When you think texture, think about how it feels to rub your hands across a wooden mantel, sit on a leather sofa, or walk across a brick floor. But in design, texture is more than just a feeling – it’s also a visual perception.
Why is Texture Important?
Texture is important for a variety of reasons. First and foremost, it adds visual weight to a room. In other words, texture creates intrigue and ensures the entire space is experienced – not just a single piece or element. Much like color theory, texture impacts how a space feels.
“Rough textures are more likely to make a space feel intimate and grounded while smooth textures bring a sleeker more aloof tone to the room,” Tara Mastroeni writes for Freshome.com.
Finally, texture establishes a sense of balance. In rooms with monochromatic color schemes, texture steadies the look and creates some visual intrigue that helps the space feel more inviting.
5 Ideas for Incorporating Textures
Whether you’re redesigning your home, or simply looking for a way to create some new visual interest, textures can go a long way towards helping you achieve your design goals. Here are a few practical ideas:
1.Throw a Rug Down
Floors can get monotonous and repetitive. If you have large spaces of uninterrupted floor – like in a living room, kitchen, or hallway – try rolling out a rug.
Rugs provide a great opportunity to customize a space. You can go with a sleek, neutral monotone rug, a colorful, high-pile option with tassels and fringe, or virtually anything in between.
2.Use a Little Greenery
“According to research, plants have a major impact in any interior, making them more relaxing and stimulating. In addition, they can also help increase our self-esteem, well-being and make us more optimistic, reducing stress, anxiety and depression,” Mood Studio mentions.
Greenery also represents a unique opportunity to integrate texture into interior spaces. Whether it’s a small succulent on a windowsill or a big hanging planter in the corner of a room, plants are always a good choice.
3.Add Small, Unique Touches
You don’t have to make big changes to a space to incorporate visuals. Sometimes the smallest touches go a long way.
4.Combine Different Textures
Contrary textures ironically pair well together. If you can find opportunities to layer different textures, take advantage!

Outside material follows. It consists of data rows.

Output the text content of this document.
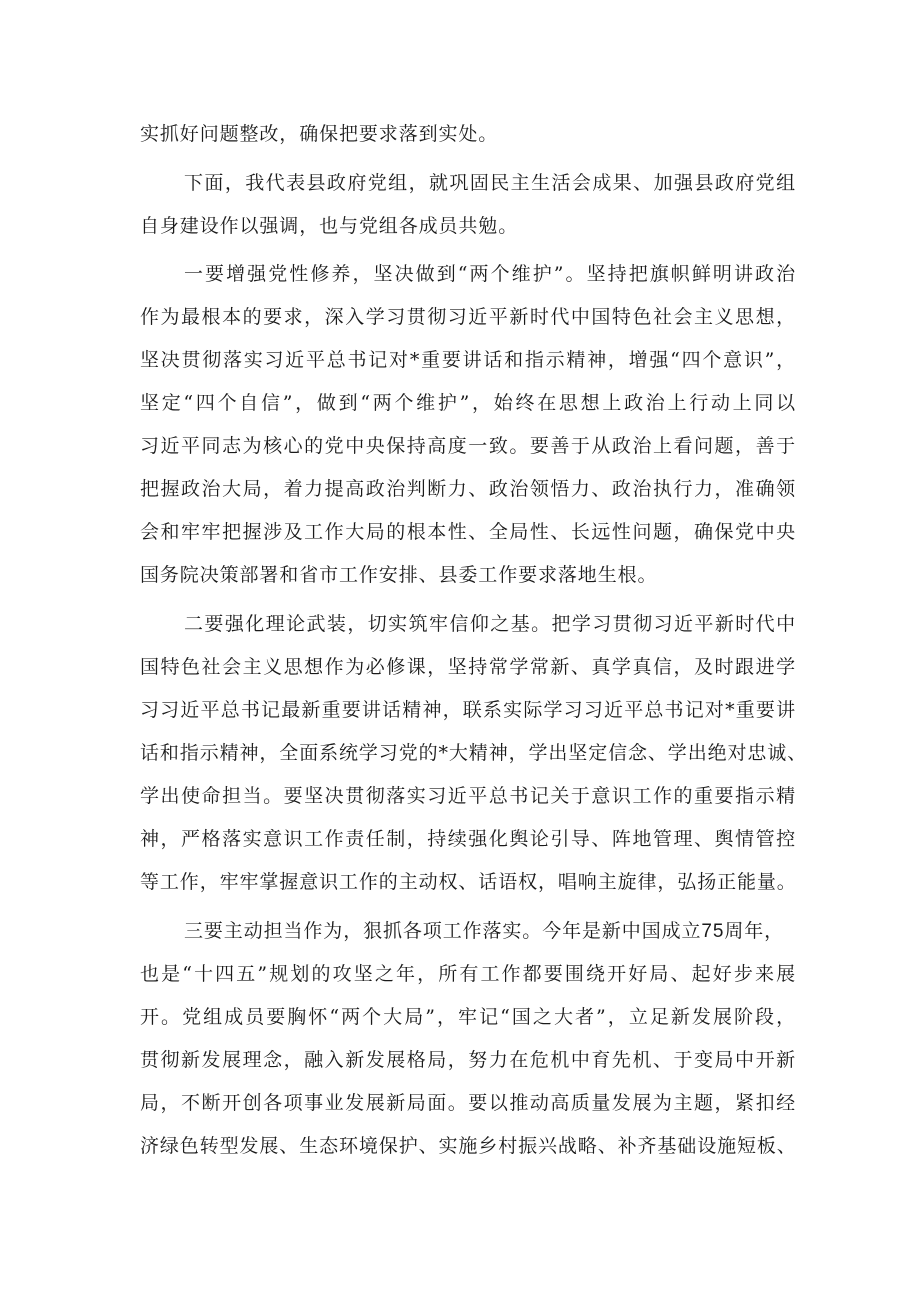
实抓好问题整改，确保把要求落到实处。
下面，我代表县政府党组，就巩固民主生活会成果、加强县政府党组
自身建设作以强调，也与党组各成员共勉。
一要增强党性修养，坚决做到“两个维护”。坚持把旗帜鲜明讲政治
作为最根本的要求，深入学习贯彻习近平新时代中国特色社会主义思想，
坚决贯彻落实习近平总书记对*重要讲话和指示精神，增强“四个意识”，
坚定“四个自信”，做到“两个维护”，始终在思想上政治上行动上同以
习近平同志为核心的党中央保持高度一致。要善于从政治上看问题，善于
把握政治大局，着力提高政治判断力、政治领悟力、政治执行力，准确领
会和牢牢把握涉及工作大局的根本性、全局性、长远性问题，确保党中央
国务院决策部署和省市工作安排、县委工作要求落地生根。
二要强化理论武装，切实筑牢信仰之基。把学习贯彻习近平新时代中
国特色社会主义思想作为必修课，坚持常学常新、真学真信，及时跟进学
习习近平总书记最新重要讲话精神，联系实际学习习近平总书记对*重要讲
话和指示精神，全面系统学习党的*大精神，学出坚定信念、学出绝对忠诚、
学出使命担当。要坚决贯彻落实习近平总书记关于意识工作的重要指示精
神，严格落实意识工作责任制，持续强化舆论引导、阵地管理、舆情管控
等工作，牢牢掌握意识工作的主动权、话语权，唱响主旋律，弘扬正能量。
三要主动担当作为，狠抓各项工作落实。今年是新中国成立75周年，
也是“十四五”规划的攻坚之年，所有工作都要围绕开好局、起好步来展
开。党组成员要胸怀“两个大局”，牢记“国之大者”，立足新发展阶段，
贯彻新发展理念，融入新发展格局，努力在危机中育先机、于变局中开新
局，不断开创各项事业发展新局面。要以推动高质量发展为主题，紧扣经
济绿色转型发展、生态环境保护、实施乡村振兴战略、补齐基础设施短板、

For example, concrete tabletops look really good on dark wood bases. Leather and copper also complement each other well. Think outside the box!

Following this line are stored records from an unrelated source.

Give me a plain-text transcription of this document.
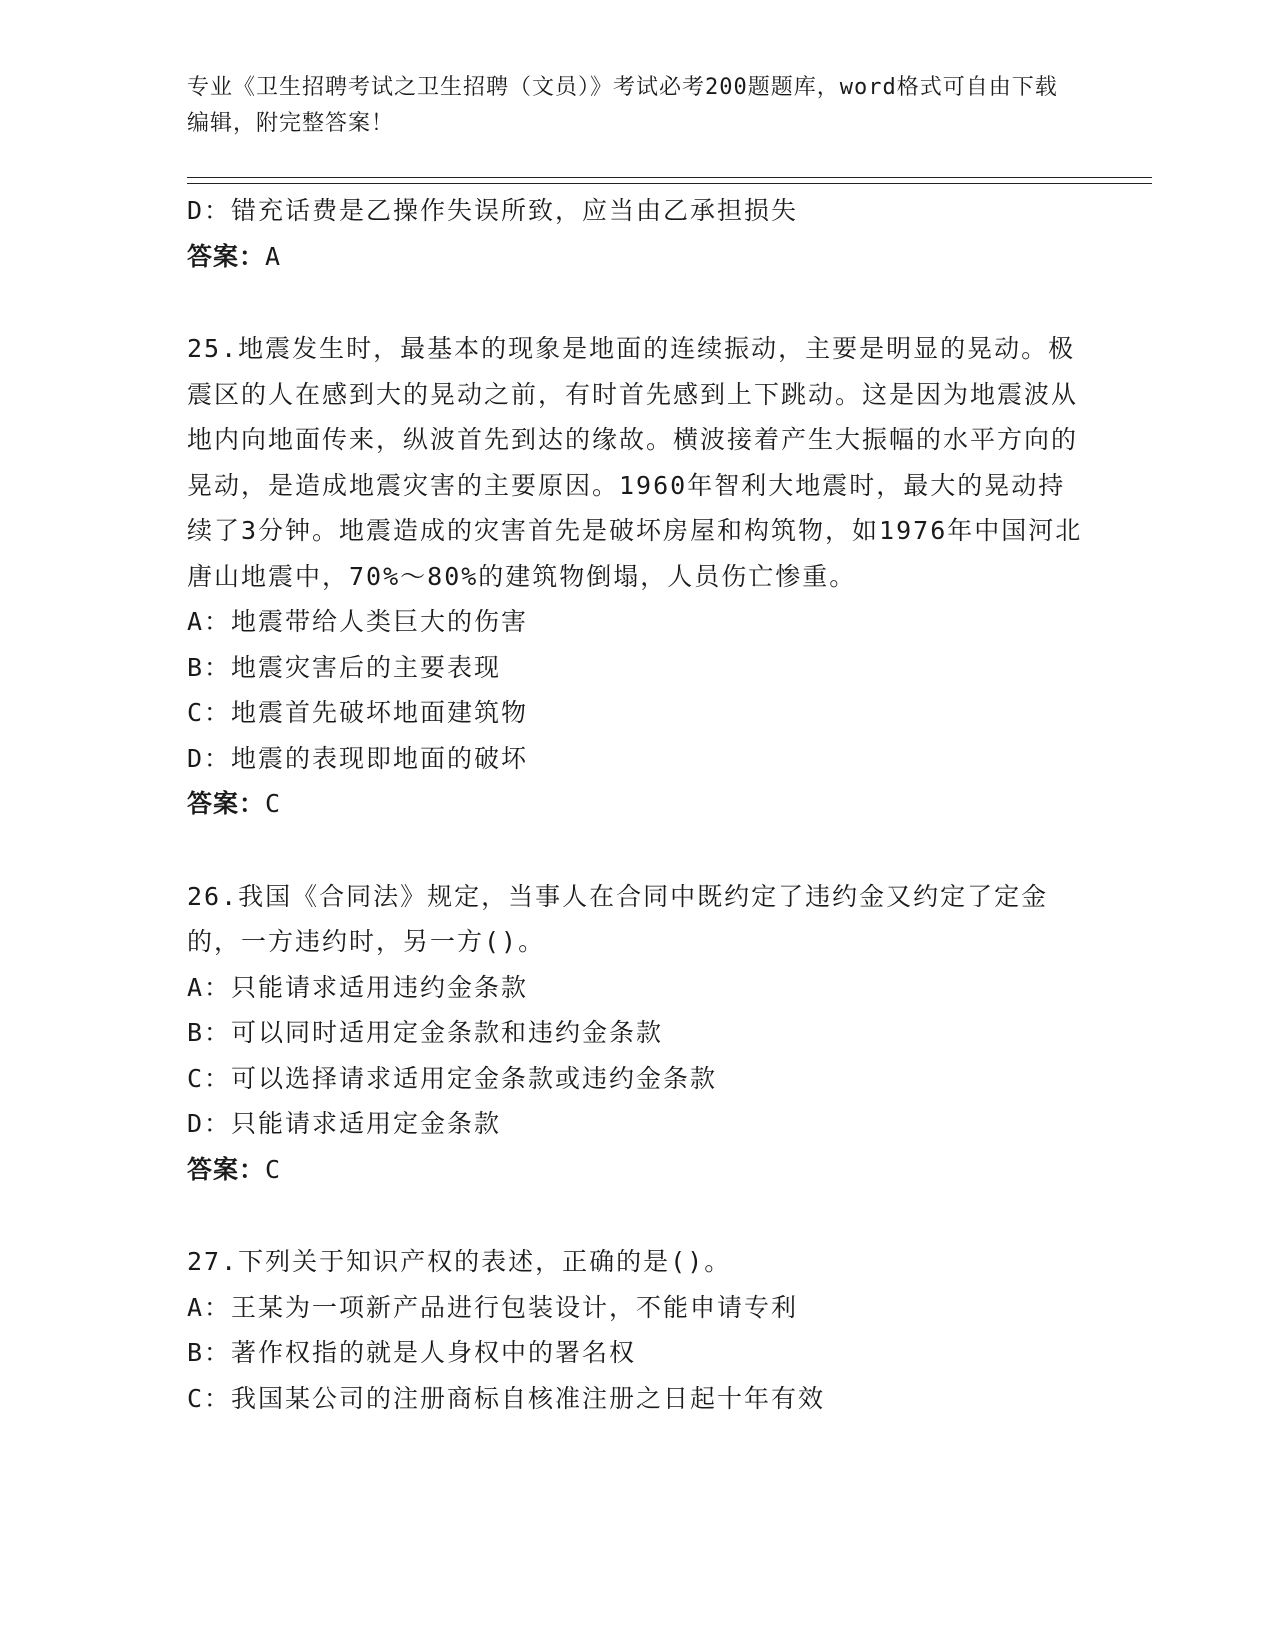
专业《卫生招聘考试之卫生招聘（文员）》考试必考200题题库，word格式可自由下载编辑，附完整答案！

D：错充话费是乙操作失误所致，应当由乙承担损失

答案：A

25.地震发生时，最基本的现象是地面的连续振动，主要是明显的晃动。极震区的人在感到大的晃动之前，有时首先感到上下跳动。这是因为地震波从地内向地面传来，纵波首先到达的缘故。横波接着产生大振幅的水平方向的晃动，是造成地震灾害的主要原因。1960年智利大地震时，最大的晃动持续了3分钟。地震造成的灾害首先是破坏房屋和构筑物，如1976年中国河北唐山地震中，70%～80%的建筑物倒塌，人员伤亡惨重。

A：地震带给人类巨大的伤害

B：地震灾害后的主要表现

C：地震首先破坏地面建筑物

D：地震的表现即地面的破坏

答案：C

26.我国《合同法》规定，当事人在合同中既约定了违约金又约定了定金的，一方违约时，另一方()。

A：只能请求适用违约金条款

B：可以同时适用定金条款和违约金条款

C：可以选择请求适用定金条款或违约金条款

D：只能请求适用定金条款

答案：C

27.下列关于知识产权的表述，正确的是()。

A：王某为一项新产品进行包装设计，不能申请专利

B：著作权指的就是人身权中的署名权

C：我国某公司的注册商标自核准注册之日起十年有效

5.Make Some Architectural Tweaks
It’s not all about furniture and accessories. You may be able to integrate more permanent texture in the form of a few architectural tweaks. Wainscoting is one option.

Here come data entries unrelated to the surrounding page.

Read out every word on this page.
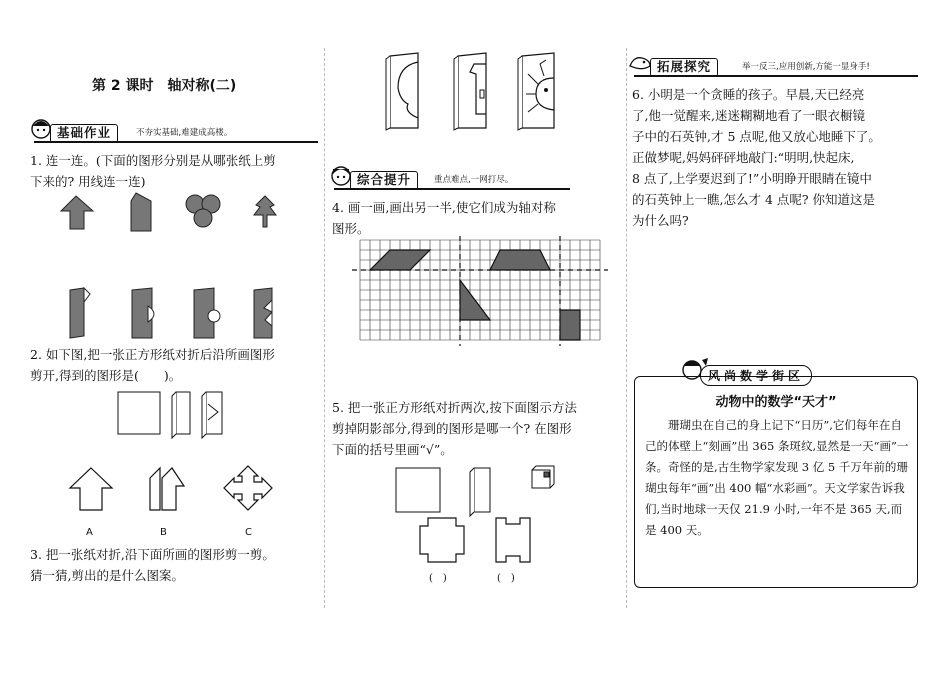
第 2 课时　轴对称(二)
基础作业	不夯实基础,难建成高楼。
1. 连一连。(下面的图形分别是从哪张纸上剪
下来的? 用线连一连)
2. 如下图,把一张正方形纸对折后沿所画图形
剪开,得到的图形是(　　)。
A	B	C
3. 把一张纸对折,沿下面所画的图形剪一剪。
猜一猜,剪出的是什么图案。
综合提升	重点难点,一网打尽。
4. 画一画,画出另一半,使它们成为轴对称
图形。
5. 把一张正方形纸对折两次,按下面图示方法
剪掉阴影部分,得到的图形是哪一个? 在图形
下面的括号里画“√”。
(　)	(　)
拓展探究	举一反三,应用创新,方能一显身手!
6. 小明是一个贪睡的孩子。早晨,天已经亮
了,他一觉醒来,迷迷糊糊地看了一眼衣橱镜
子中的石英钟,才 5 点呢,他又放心地睡下了。
正做梦呢,妈妈砰砰地敲门:“明明,快起床,
8 点了,上学要迟到了!”小明睁开眼睛在镜中
的石英钟上一瞧,怎么才 4 点呢? 你知道这是
为什么吗?
风尚数学街区
动物中的数学“天才”
珊瑚虫在自己的身上记下“日历”,它们每年在自己的体壁上“刻画”出 365 条斑纹,显然是一天“画”一条。奇怪的是,古生物学家发现 3 亿 5 千万年前的珊瑚虫每年“画”出 400 幅“水彩画”。天文学家告诉我们,当时地球一天仅 21.9 小时,一年不是 365 天,而是 400 天。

“Wainscoting brings dimension to flat walls whether it’s beadboard paneling or boiseries,” Architecture Art Designs explains. “It was once pricey to have wainscoting installed in homes, but now homeowners can install themselves with inexpensive faux alternatives. Purchase pre-cut panels and fasten to walls with builder-grade adhesives.”
Another good option is to replace a cheap designer mantel with a live-edge beam or something with more character. A simple investment like this can add a lot of visual interest to a living space.
Let Your Style Evolve
Whether you’re a homeowner with an eye for what’s stylish, or an interior designer with decades of experience, your style will evolve over time. The best thing you can do is embrace this evolution. Textures are a great way to experiment with unique ideas in a safe and effective manner.
Use woods, stones, leathers, metals, and fabrics to communicate a unique and compelling visual message. You’ll find great freedom in the flexible nature of these materials.